OpenAI Responses API

// OpenAI's Responses API accepts remote MCP servers via the tools array.
import OpenAI from "openai";
const openai = new OpenAI();

const response = await openai.responses.create({
  model: "gpt-5",
  tools: [{
    type: "mcp",
    server_label: "compliance",
    server_url: "https://api.netbrainis.co.za/mcp",
    headers: { "X-PAYMENT": await signX402ChallengeOnce(wallet) },
  }],
  input: "Screen 'Acme Corp' for sanctions.",
});
Per-call vs per-session payment. A signed X-PAYMENT header authorizes one settlement. For multi-call sessions, use an x402 middleware layer (e.g. a small proxy in front of the MCP server, or x402-fetch wrapping your HTTP client) that signs a fresh header on each tool invocation. Coinbase's reference clients ship with this loop built in.

On-chain compliance oracle (Ethereum mainnet)

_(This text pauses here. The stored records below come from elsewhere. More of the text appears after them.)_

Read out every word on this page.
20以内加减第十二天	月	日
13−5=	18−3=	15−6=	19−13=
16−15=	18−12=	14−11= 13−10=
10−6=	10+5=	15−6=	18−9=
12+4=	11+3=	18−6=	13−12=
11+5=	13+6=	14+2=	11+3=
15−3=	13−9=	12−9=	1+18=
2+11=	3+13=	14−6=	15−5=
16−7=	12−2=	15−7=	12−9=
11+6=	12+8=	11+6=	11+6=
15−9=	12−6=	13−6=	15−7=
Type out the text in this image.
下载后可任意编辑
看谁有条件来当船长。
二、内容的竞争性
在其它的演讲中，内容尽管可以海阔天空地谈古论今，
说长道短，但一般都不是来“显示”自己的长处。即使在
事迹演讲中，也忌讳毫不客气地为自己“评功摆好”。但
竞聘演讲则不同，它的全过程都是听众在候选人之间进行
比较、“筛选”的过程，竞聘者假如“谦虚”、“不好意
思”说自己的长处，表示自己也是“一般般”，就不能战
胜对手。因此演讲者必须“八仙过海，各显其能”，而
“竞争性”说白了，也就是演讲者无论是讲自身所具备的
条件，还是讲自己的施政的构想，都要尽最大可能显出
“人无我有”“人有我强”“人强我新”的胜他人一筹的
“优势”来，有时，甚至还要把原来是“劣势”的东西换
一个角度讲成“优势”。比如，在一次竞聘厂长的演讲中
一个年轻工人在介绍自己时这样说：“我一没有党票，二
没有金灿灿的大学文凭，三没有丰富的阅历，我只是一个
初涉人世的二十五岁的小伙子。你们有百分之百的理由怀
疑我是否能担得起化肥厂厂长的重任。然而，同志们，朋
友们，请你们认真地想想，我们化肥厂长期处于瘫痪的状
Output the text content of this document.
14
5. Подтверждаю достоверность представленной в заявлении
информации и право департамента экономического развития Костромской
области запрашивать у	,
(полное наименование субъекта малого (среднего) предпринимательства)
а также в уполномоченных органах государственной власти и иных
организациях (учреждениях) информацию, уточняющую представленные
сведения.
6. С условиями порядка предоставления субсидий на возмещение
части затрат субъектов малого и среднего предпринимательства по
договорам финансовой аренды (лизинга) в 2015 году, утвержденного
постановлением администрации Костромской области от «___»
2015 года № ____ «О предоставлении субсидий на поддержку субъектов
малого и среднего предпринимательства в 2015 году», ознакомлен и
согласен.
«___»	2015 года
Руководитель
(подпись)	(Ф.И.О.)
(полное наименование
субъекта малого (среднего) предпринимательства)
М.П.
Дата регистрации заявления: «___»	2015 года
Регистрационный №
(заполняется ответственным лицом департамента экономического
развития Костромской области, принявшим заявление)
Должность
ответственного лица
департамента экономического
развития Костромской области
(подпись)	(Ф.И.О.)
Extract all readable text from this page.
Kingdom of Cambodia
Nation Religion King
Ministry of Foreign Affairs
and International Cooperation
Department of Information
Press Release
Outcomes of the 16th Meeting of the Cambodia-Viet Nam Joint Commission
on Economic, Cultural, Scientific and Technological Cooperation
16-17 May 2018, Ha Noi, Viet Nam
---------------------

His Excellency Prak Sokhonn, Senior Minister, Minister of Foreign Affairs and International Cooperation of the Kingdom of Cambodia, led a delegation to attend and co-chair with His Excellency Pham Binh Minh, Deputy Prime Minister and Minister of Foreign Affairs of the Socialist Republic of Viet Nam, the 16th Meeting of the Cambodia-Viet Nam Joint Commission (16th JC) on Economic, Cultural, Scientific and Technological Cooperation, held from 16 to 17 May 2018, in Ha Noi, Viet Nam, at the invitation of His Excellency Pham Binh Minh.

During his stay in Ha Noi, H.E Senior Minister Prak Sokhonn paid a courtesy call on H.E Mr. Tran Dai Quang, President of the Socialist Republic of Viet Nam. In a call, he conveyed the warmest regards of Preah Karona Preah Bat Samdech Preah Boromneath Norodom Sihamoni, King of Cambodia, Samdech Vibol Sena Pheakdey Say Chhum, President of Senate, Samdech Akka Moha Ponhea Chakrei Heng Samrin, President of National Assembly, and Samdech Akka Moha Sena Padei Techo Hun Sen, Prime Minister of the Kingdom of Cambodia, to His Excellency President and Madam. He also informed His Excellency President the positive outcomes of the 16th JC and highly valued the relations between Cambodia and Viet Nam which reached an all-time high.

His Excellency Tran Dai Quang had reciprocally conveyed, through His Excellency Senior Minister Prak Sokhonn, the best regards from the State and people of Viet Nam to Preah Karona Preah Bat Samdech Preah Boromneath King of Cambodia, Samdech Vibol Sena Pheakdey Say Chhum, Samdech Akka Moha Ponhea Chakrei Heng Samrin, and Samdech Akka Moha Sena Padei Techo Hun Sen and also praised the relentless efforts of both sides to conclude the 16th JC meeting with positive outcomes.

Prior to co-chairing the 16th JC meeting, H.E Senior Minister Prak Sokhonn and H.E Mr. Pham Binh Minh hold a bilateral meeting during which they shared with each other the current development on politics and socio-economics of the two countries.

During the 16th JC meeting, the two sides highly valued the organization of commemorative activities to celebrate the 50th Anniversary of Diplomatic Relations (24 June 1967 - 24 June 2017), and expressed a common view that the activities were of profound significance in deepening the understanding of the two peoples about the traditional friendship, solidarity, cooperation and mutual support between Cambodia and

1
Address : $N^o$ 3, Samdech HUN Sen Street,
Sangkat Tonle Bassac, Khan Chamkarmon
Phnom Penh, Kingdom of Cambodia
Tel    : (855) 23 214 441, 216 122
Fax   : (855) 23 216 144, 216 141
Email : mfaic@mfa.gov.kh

Companion smart-contract layer for tokenized assets. Off-chain compliance results are signed as EIP-712 attestations and can be submitted on-chain by anyone — the operator pays zero gas.

Why x402 + MCP

x402 turns the dormant HTTP 402 status into a working payment protocol. No API keys to provision, no usage-based bills to reconcile, no per-customer onboarding. An agent with a funded wallet can transact with this service in milliseconds, the first time it discovers us. The same model scales from a single dev experiment to a production fleet of autonomous agents.

The MCP layer is there so Claude- and OpenAI-native agents can use the service without writing HTTP plumbing — they call kyc_check the same way they'd call weather or web_search. The caller-funded payment model preserves a clean separation: this server only does compliance.